Viele Menschen und Umweltorganisationen hatten gehofft, die US-Umweltpolitik würde sich ändern, als US-Präsident Barack Obama ankündigte, er werde selbst an der Konferenz teilnehmen. Doch er bot lediglich eine Reduzierung des CO2-Ausstoßes der USA um 17 Prozent bis 2020 gegenüber 2005 an. Gemessen am Jahr 1990, das dem von den USA nie ratifizierten Kyoto-Protokoll zugrunde liegt, bedeutet dies eine Reduzierung um weniger als 4 Prozent. Wie schon in der Kriegsfrage und im sozialen Bereich unterscheidet sich die Regierungspolitik Obamas im Endeffekt auch in der Klimafrage nicht von der seines Vorgängers George W. Bush. Die Wall Street, nicht der Präsident, regiert Amerika.

Die europäischen Länder, insbesondere Deutschland und Frankreich, waren in Kopenhagen bemüht, sich im Gegensatz zu den USA und China als verantwortungsvolle und umweltbewusste Nationen darzustellen. Die EU erklärte sich bereit, den CO2-Ausstoß bis 2020 um 30 Prozent statt wie bisher zugesagt um 20 Prozent zu senken. Außerdem versprachen sie schon in der ersten Woche des Gipfels, in den nächsten drei Jahren 7,2 Milliarden Euro an Entwicklungsländer zu zahlen.

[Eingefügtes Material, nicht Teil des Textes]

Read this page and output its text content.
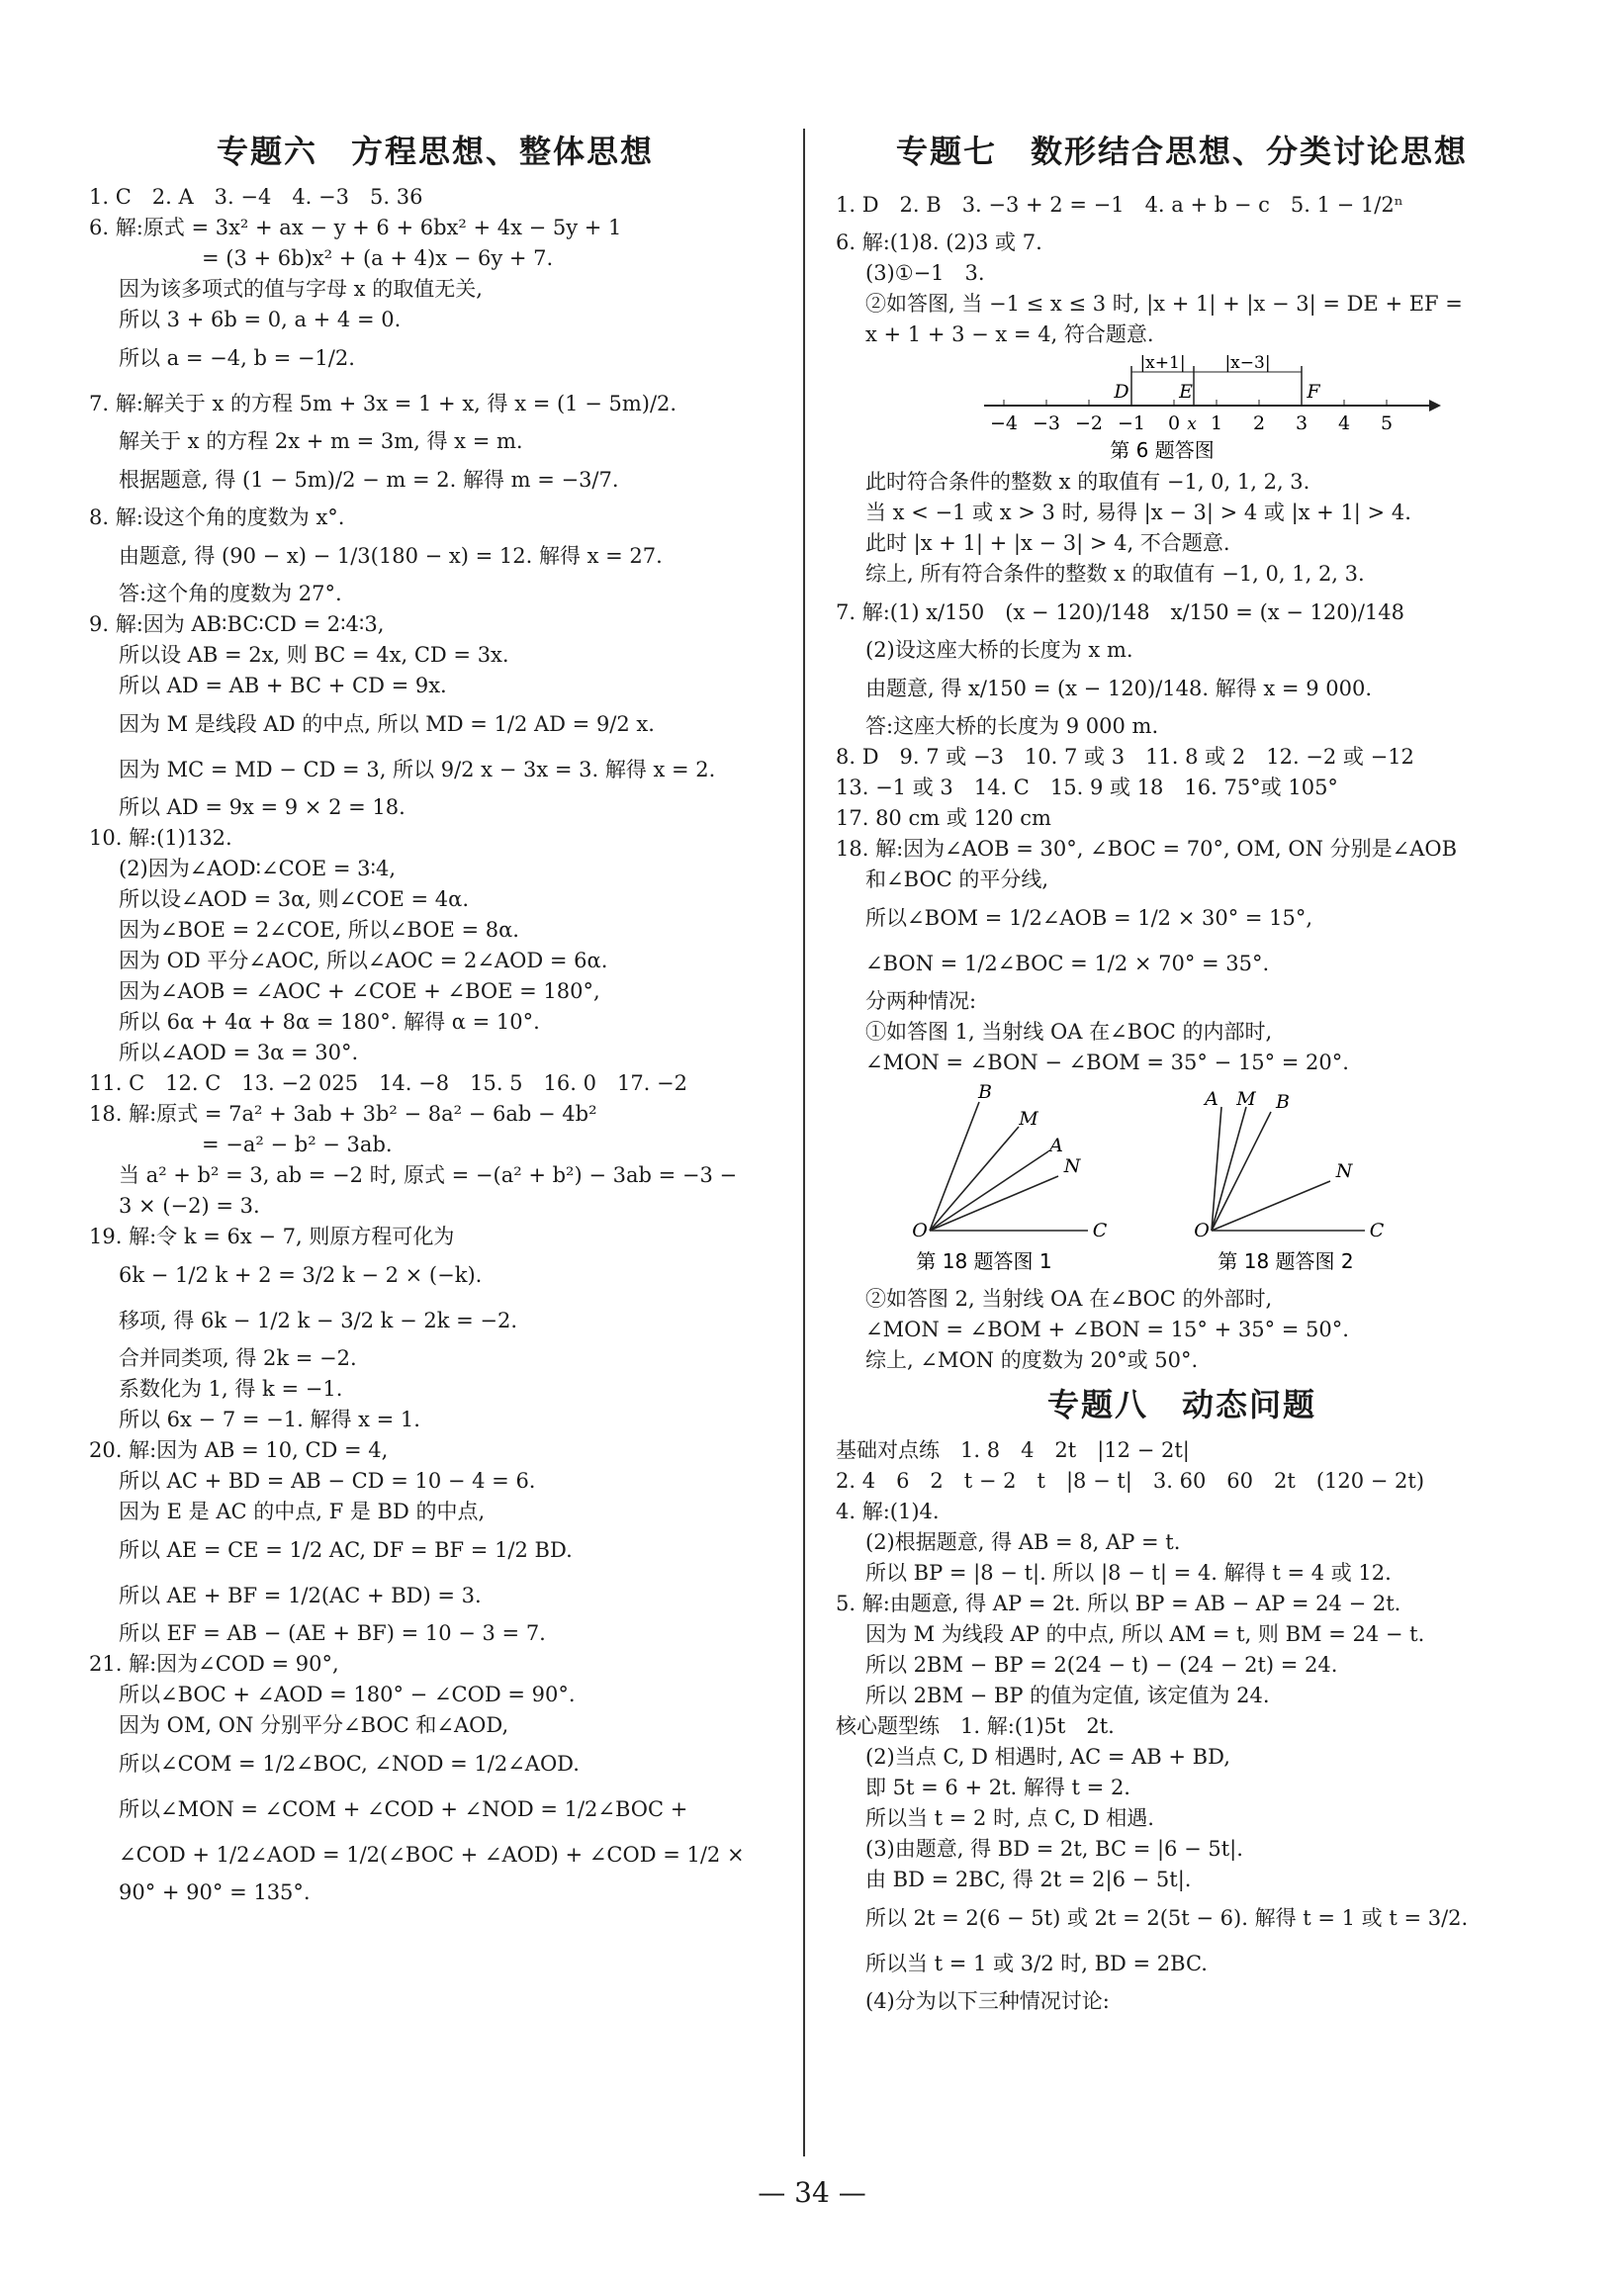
专题六　方程思想、整体思想
1. C　2. A　3. −4　4. −3　5. 36
6. 解:原式 = 3x² + ax − y + 6 + 6bx² + 4x − 5y + 1
　　　　= (3 + 6b)x² + (a + 4)x − 6y + 7.
因为该多项式的值与字母 x 的取值无关,
所以 3 + 6b = 0, a + 4 = 0.
所以 a = −4, b = −1/2.
7. 解:解关于 x 的方程 5m + 3x = 1 + x, 得 x = (1 − 5m)/2.
解关于 x 的方程 2x + m = 3m, 得 x = m.
根据题意, 得 (1 − 5m)/2 − m = 2. 解得 m = −3/7.
8. 解:设这个角的度数为 x°.
由题意, 得 (90 − x) − 1/3(180 − x) = 12. 解得 x = 27.
答:这个角的度数为 27°.
9. 解:因为 AB∶BC∶CD = 2∶4∶3,
所以设 AB = 2x, 则 BC = 4x, CD = 3x.
所以 AD = AB + BC + CD = 9x.
因为 M 是线段 AD 的中点, 所以 MD = 1/2 AD = 9/2 x.
因为 MC = MD − CD = 3, 所以 9/2 x − 3x = 3. 解得 x = 2.
所以 AD = 9x = 9 × 2 = 18.
10. 解:(1)132.
(2)因为∠AOD∶∠COE = 3∶4,
所以设∠AOD = 3α, 则∠COE = 4α.
因为∠BOE = 2∠COE, 所以∠BOE = 8α.
因为 OD 平分∠AOC, 所以∠AOC = 2∠AOD = 6α.
因为∠AOB = ∠AOC + ∠COE + ∠BOE = 180°,
所以 6α + 4α + 8α = 180°. 解得 α = 10°.
所以∠AOD = 3α = 30°.
11. C　12. C　13. −2 025　14. −8　15. 5　16. 0　17. −2
18. 解:原式 = 7a² + 3ab + 3b² − 8a² − 6ab − 4b²
　　　　= −a² − b² − 3ab.
当 a² + b² = 3, ab = −2 时, 原式 = −(a² + b²) − 3ab = −3 −
3 × (−2) = 3.
19. 解:令 k = 6x − 7, 则原方程可化为
6k − 1/2 k + 2 = 3/2 k − 2 × (−k).
移项, 得 6k − 1/2 k − 3/2 k − 2k = −2.
合并同类项, 得 2k = −2.
系数化为 1, 得 k = −1.
所以 6x − 7 = −1. 解得 x = 1.
20. 解:因为 AB = 10, CD = 4,
所以 AC + BD = AB − CD = 10 − 4 = 6.
因为 E 是 AC 的中点, F 是 BD 的中点,
所以 AE = CE = 1/2 AC, DF = BF = 1/2 BD.
所以 AE + BF = 1/2(AC + BD) = 3.
所以 EF = AB − (AE + BF) = 10 − 3 = 7.
21. 解:因为∠COD = 90°,
所以∠BOC + ∠AOD = 180° − ∠COD = 90°.
因为 OM, ON 分别平分∠BOC 和∠AOD,
所以∠COM = 1/2∠BOC, ∠NOD = 1/2∠AOD.
所以∠MON = ∠COM + ∠COD + ∠NOD = 1/2∠BOC +
∠COD + 1/2∠AOD = 1/2(∠BOC + ∠AOD) + ∠COD = 1/2 ×
90° + 90° = 135°.
专题七　数形结合思想、分类讨论思想
1. D　2. B　3. −3 + 2 = −1　4. a + b − c　5. 1 − 1/2ⁿ
6. 解:(1)8. (2)3 或 7.
(3)①−1　3.
②如答图, 当 −1 ≤ x ≤ 3 时, |x + 1| + |x − 3| = DE + EF =
x + 1 + 3 − x = 4, 符合题意.
−4 −3 −2 −1 0 1 2 3 4 5
|x+1| |x−3|
D	E	F
x
第 6 题答图
此时符合条件的整数 x 的取值有 −1, 0, 1, 2, 3.
当 x < −1 或 x > 3 时, 易得 |x − 3| > 4 或 |x + 1| > 4.
此时 |x + 1| + |x − 3| > 4, 不合题意.
综上, 所有符合条件的整数 x 的取值有 −1, 0, 1, 2, 3.
7. 解:(1) x/150　(x − 120)/148　x/150 = (x − 120)/148
(2)设这座大桥的长度为 x m.
由题意, 得 x/150 = (x − 120)/148. 解得 x = 9 000.
答:这座大桥的长度为 9 000 m.
8. D　9. 7 或 −3　10. 7 或 3　11. 8 或 2　12. −2 或 −12
13. −1 或 3　14. C　15. 9 或 18　16. 75°或 105°
17. 80 cm 或 120 cm
18. 解:因为∠AOB = 30°, ∠BOC = 70°, OM, ON 分别是∠AOB
和∠BOC 的平分线,
所以∠BOM = 1/2∠AOB = 1/2 × 30° = 15°,
∠BON = 1/2∠BOC = 1/2 × 70° = 35°.
分两种情况:
①如答图 1, 当射线 OA 在∠BOC 的内部时,
∠MON = ∠BON − ∠BOM = 35° − 15° = 20°.
B
M
A
N
O	C
第 18 题答图 1
A M B
N
O	C
第 18 题答图 2
②如答图 2, 当射线 OA 在∠BOC 的外部时,
∠MON = ∠BOM + ∠BON = 15° + 35° = 50°.
综上, ∠MON 的度数为 20°或 50°.
专题八　动态问题
基础对点练　1. 8　4　2t　|12 − 2t|
2. 4　6　2　t − 2　t　|8 − t|　3. 60　60　2t　(120 − 2t)
4. 解:(1)4.
(2)根据题意, 得 AB = 8, AP = t.
所以 BP = |8 − t|. 所以 |8 − t| = 4. 解得 t = 4 或 12.
5. 解:由题意, 得 AP = 2t. 所以 BP = AB − AP = 24 − 2t.
因为 M 为线段 AP 的中点, 所以 AM = t, 则 BM = 24 − t.
所以 2BM − BP = 2(24 − t) − (24 − 2t) = 24.
所以 2BM − BP 的值为定值, 该定值为 24.
核心题型练　1. 解:(1)5t　2t.
(2)当点 C, D 相遇时, AC = AB + BD,
即 5t = 6 + 2t. 解得 t = 2.
所以当 t = 2 时, 点 C, D 相遇.
(3)由题意, 得 BD = 2t, BC = |6 − 5t|.
由 BD = 2BC, 得 2t = 2|6 − 5t|.
所以 2t = 2(6 − 5t) 或 2t = 2(5t − 6). 解得 t = 1 或 t = 3/2.
所以当 t = 1 或 3/2 时, BD = 2BC.
(4)分为以下三种情况讨论:
— 34 —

Doch die EU-Staaten vertreten nicht weniger als die USA und China ihre eigenen imperialistischen Interessen. Selbst wenn man davon absieht, dass eine Reduzierung um 30 Prozent nach Ansicht von Wissenschaftlern zu wenig ist, um die Erderwärmung auf zwei Grad Celsius zu beschränken, haben die EU-Staaten ihr Angebot stets an eine vergleichbare Reduzierung in den USA und China gekoppelt.

"Es gibt zwei Länder, die für die Hälfte der weltweiten Emissionen stehen", sagte dazu der schwedische Umweltminister Andreas Carlgren im Namen der EU-Ratspräsidentschaft, "die USA und China." Sie müssten daher mehr tun. Auch Bundeskanzlerin Merkel sagte am Donnerstag in Kopenhagen, sie hoffe, "dass einige zu ihren jetzigen Angeboten noch etwas hinzufügen. Die Industrieländer allein können diese Aufgabe nicht schultern."

Der Hauptgeschäftsführer des Deutschen Industrie- und Handelskammertags (DIHK), Martin Wansleben, warnte die EU vor Alleingängen. Eine einseitige Verpflichtung würde erhebliche Zusatzkosten bedeuten und die Wettbewerbsposition international tätiger Unternehmen massiv schwächen, sagte er

Auch die Gelder, die die EU den Entwicklungsländern zusagte, sind eine Mogelpackung. Die 7,2 Milliarden Euro verteilen sich auf drei Jahre und alte Zusagen sind mit eingerechnet. EU-Ratspräsident Frederik Reinfeldt aus Schweden räumte ein, dass die Milliarden teilweise nur umgeschichtet werden: "Man kann sagen, dass es eine Kombination ist aus alten und neuen Ressourcen."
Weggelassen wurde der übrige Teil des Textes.